We take a walk to the castle, which has been converted to a hostel, and is full of young athletic German families. This is a very nice place to come for a vacation, with a lovely view. Tomorrow we shall come back to the museum.

On the way back to the guesthouse we recall the names of the Nazi leaders and their fates. Herman Hess, Hitler’s deputy who served out his life as a prisoner of the Allied forces. Goering, the genius of propaganda. Adolph Eichman, the evil designer and implementer of the “final solution”, a perfect bureaucrat with no blood on his hand, who was a master of euphemism, including referring to people as “units”. His capture by the Israeli in South America (Argentina?) in the 1970s came back to our minds. Making discoveries like Wewelburg with Philip is incredible because we both have similar interests and, despite our different origins, have the types of knowledge that complement each other. We are truly on the same wavelength.

Monday, May 31st

On this last day of the trip we begin with a little walk around the guesthouse. It is an unspoiled example of small scale agriculture as one can imagine. A stream runs through pastures and crop fields, woods border the meadows, train tracks follow the river and a small bridge, sheep and poultry unhurriedly move around. Just like I remember from my youth, except that there are no signs of poverty or disorganization. The walk is refreshing. After that we visit the museum next to the castle. It turns out, not surprisingly, that the labor for the castle’s construction came from a small labor camp, created on the edge of the village for that particular purpose. Until 1943, when the camp was dismantles and the prisoners absorbed into larger concentration camps, close to 6000 prisoners went through it. Only a few hundred survived long enough to be transferred at the end. Most of the prisoners were German resistance fighters and political dissidents, and Russians. The rest consisted of the usual multiethnic European mosaic.
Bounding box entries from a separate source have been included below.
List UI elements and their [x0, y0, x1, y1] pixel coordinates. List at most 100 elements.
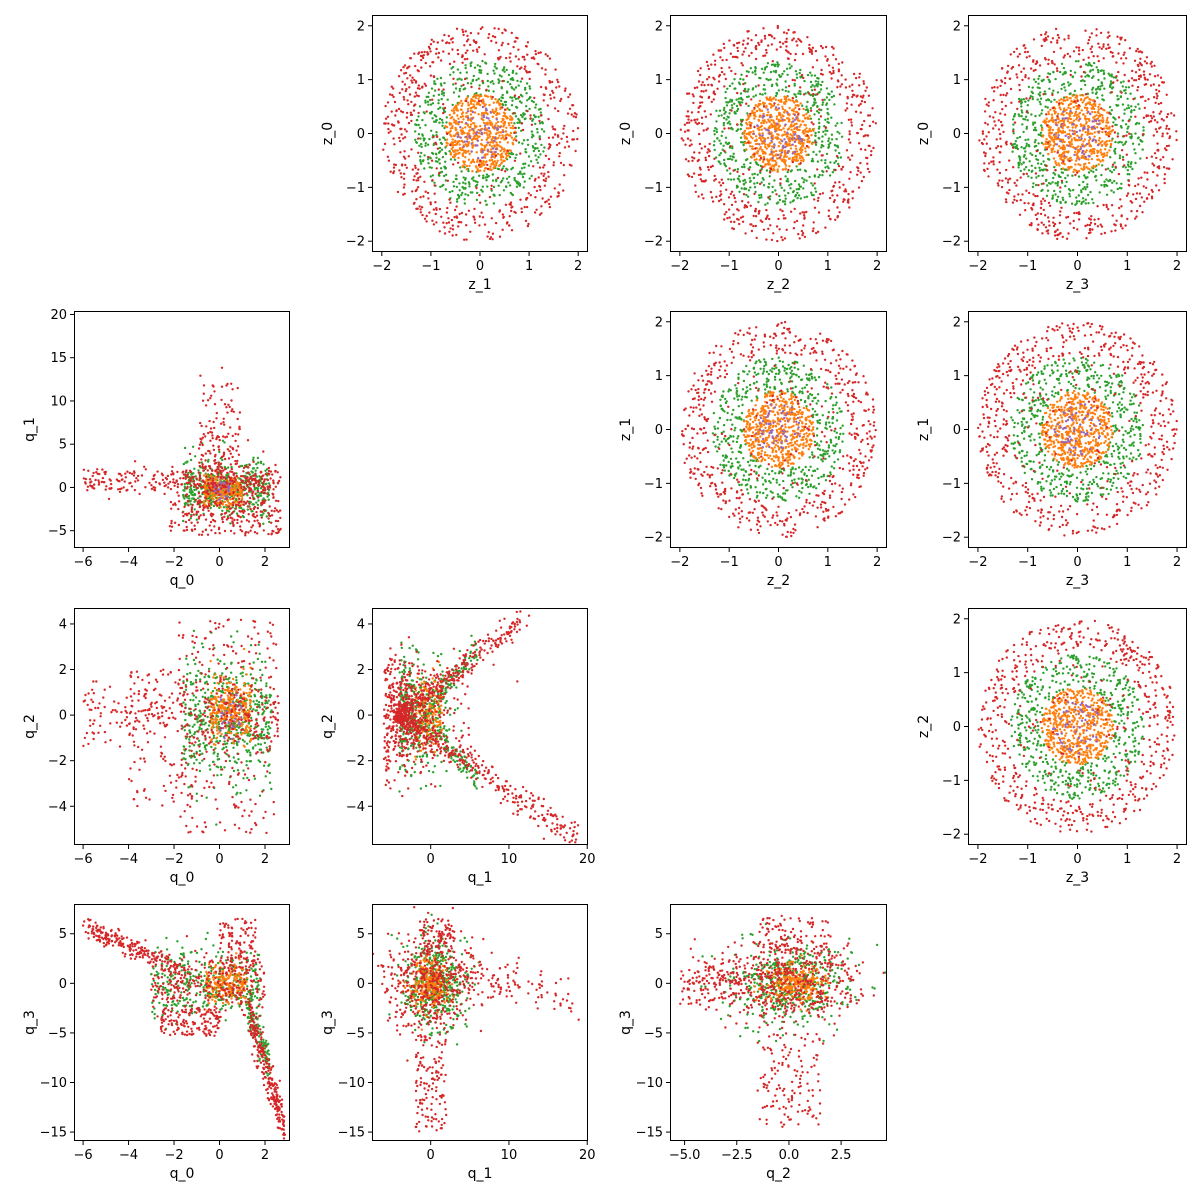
scatter-point: [439, 167, 443, 170]
scatter-point: [762, 152, 765, 155]
scatter-point: [1040, 162, 1043, 166]
scatter-point: [854, 76, 858, 80]
scatter-point: [1062, 113, 1065, 117]
scatter-point: [778, 228, 781, 231]
scatter-point: [432, 135, 435, 139]
scatter-point: [757, 212, 760, 215]
scatter-point: [1012, 123, 1015, 126]
scatter-point: [417, 168, 420, 171]
scatter-point: [996, 86, 999, 89]
scatter-point: [1102, 119, 1105, 122]
scatter-point: [799, 102, 802, 105]
scatter-point: [805, 153, 808, 157]
scatter-point: [527, 222, 530, 226]
scatter-point: [419, 175, 422, 178]
scatter-point: [733, 220, 736, 224]
scatter-point: [1047, 78, 1051, 82]
scatter-point: [1134, 105, 1137, 109]
scatter-point: [1091, 76, 1094, 80]
scatter-point: [1039, 131, 1043, 134]
scatter-point: [481, 98, 485, 101]
scatter-point: [836, 86, 839, 89]
scatter-point: [459, 126, 462, 129]
scatter-point: [430, 87, 434, 90]
scatter-point: [751, 145, 754, 148]
scatter-point: [786, 170, 789, 174]
scatter-point: [1027, 99, 1030, 102]
scatter-point: [517, 182, 521, 186]
scatter-point: [442, 50, 445, 53]
scatter-point: [1088, 150, 1092, 153]
scatter-point: [457, 156, 460, 160]
scatter-point: [1100, 232, 1103, 236]
scatter-point: [1150, 195, 1154, 198]
scatter-point: [1030, 222, 1033, 225]
scatter-point: [481, 216, 485, 219]
scatter-point: [986, 123, 989, 126]
scatter-point: [788, 63, 791, 66]
scatter-point: [515, 36, 518, 39]
scatter-point: [747, 30, 750, 33]
scatter-point: [1056, 149, 1060, 152]
scatter-point: [866, 167, 870, 171]
scatter-point: [497, 27, 500, 31]
scatter-point: [764, 137, 767, 141]
scatter-point: [495, 179, 498, 183]
scatter-point: [760, 128, 763, 131]
scatter-point: [791, 78, 794, 82]
scatter-point: [1125, 194, 1129, 197]
scatter-point: [500, 99, 503, 103]
scatter-point: [461, 127, 464, 130]
scatter-point: [482, 121, 486, 125]
scatter-point: [1110, 139, 1114, 142]
scatter-point: [481, 101, 484, 104]
scatter-point: [692, 95, 695, 98]
scatter-point: [466, 194, 470, 197]
scatter-point: [384, 117, 388, 120]
scatter-point: [717, 49, 720, 52]
scatter-point: [832, 53, 835, 57]
scatter-point: [1057, 104, 1061, 107]
scatter-point: [1139, 57, 1142, 60]
scatter-point: [1127, 106, 1131, 110]
scatter-point: [740, 141, 743, 144]
scatter-point: [449, 151, 452, 155]
scatter-point: [511, 99, 514, 102]
scatter-point: [1090, 157, 1094, 161]
scatter-point: [407, 103, 410, 106]
scatter-point: [481, 176, 485, 180]
scatter-point: [729, 172, 732, 175]
scatter-point: [528, 87, 532, 90]
x-axis-label: z_1: [468, 277, 491, 293]
scatter-point: [1055, 143, 1059, 146]
scatter-point: [462, 33, 465, 37]
scatter-point: [802, 158, 805, 161]
scatter-point: [455, 185, 458, 189]
scatter-point: [1082, 113, 1085, 116]
scatter-point: [485, 143, 488, 147]
scatter-point: [437, 88, 440, 91]
scatter-point: [1089, 218, 1093, 221]
scatter-point: [736, 46, 739, 50]
scatter-point: [432, 75, 436, 79]
scatter-point: [1131, 142, 1135, 145]
scatter-point: [1096, 151, 1099, 154]
scatter-point: [417, 94, 420, 98]
scatter-point: [981, 142, 984, 146]
scatter-point: [464, 64, 467, 67]
scatter-point: [774, 149, 778, 153]
scatter-point: [753, 186, 757, 189]
scatter-point: [835, 137, 838, 141]
scatter-point: [543, 164, 546, 167]
scatter-point: [511, 166, 514, 169]
scatter-point: [1061, 102, 1065, 106]
scatter-point: [752, 95, 755, 98]
scatter-point: [1044, 92, 1047, 96]
scatter-point: [1075, 104, 1078, 108]
scatter-point: [440, 215, 443, 218]
scatter-point: [692, 101, 695, 105]
scatter-point: [697, 110, 700, 114]
scatter-point: [794, 179, 797, 183]
scatter-point: [1073, 211, 1076, 215]
scatter-point: [836, 130, 839, 134]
The exhibit calmly tells us the story of these people and of the camp. We discover that the camp was never dismantled after the war, but instead during the 1950s the useful buildings were turned to other uses. Photographs taken over time show how the main building, which during the war served as both the main gate and the commander’s quarters, was later converted into a handsome one family house. The same was with the camp’s kitchen building. The museum employee gives us a small map of the village with directions to these landmarks. Of course, we go looking for them. They are easy to find. The owners of the main building, a middle age couple, are standing in the garden when we arrive. Philip asks them if this was a former camp building, while I carefully watch their faces. No changes in their expression, no change in the demeanor towards Philip. Just a confirmation of the facts.

Right next to their property we find a small open grass area with a stone triangle marking what once used to be the roll-call area for the prisoners. The sign is in German and in Russian. As we looks more carefully at the commercial buildings in this neighborhood it becames very clear that these are former camp barracks converted to some small industrial facilities: storage, light manufacturing, etc. Nothing gets wasted in this town!

So this is how the past and present weave through each other in the modern Germany. In my angry note in the guest book of the Museum, provoked by the thrifty and practical reuse of the camp buildings, I note that in a few days of driving through Germany and former Germany we have encountered, without looking for them, five camps: Mauthausen, Terezin, Dachau, Buchenwald, and now Wewelburg.

After leaving the village, we dedicate the rest of the day to driving home. We arrive in Voorschoten at around 7 PM, always glad to be home.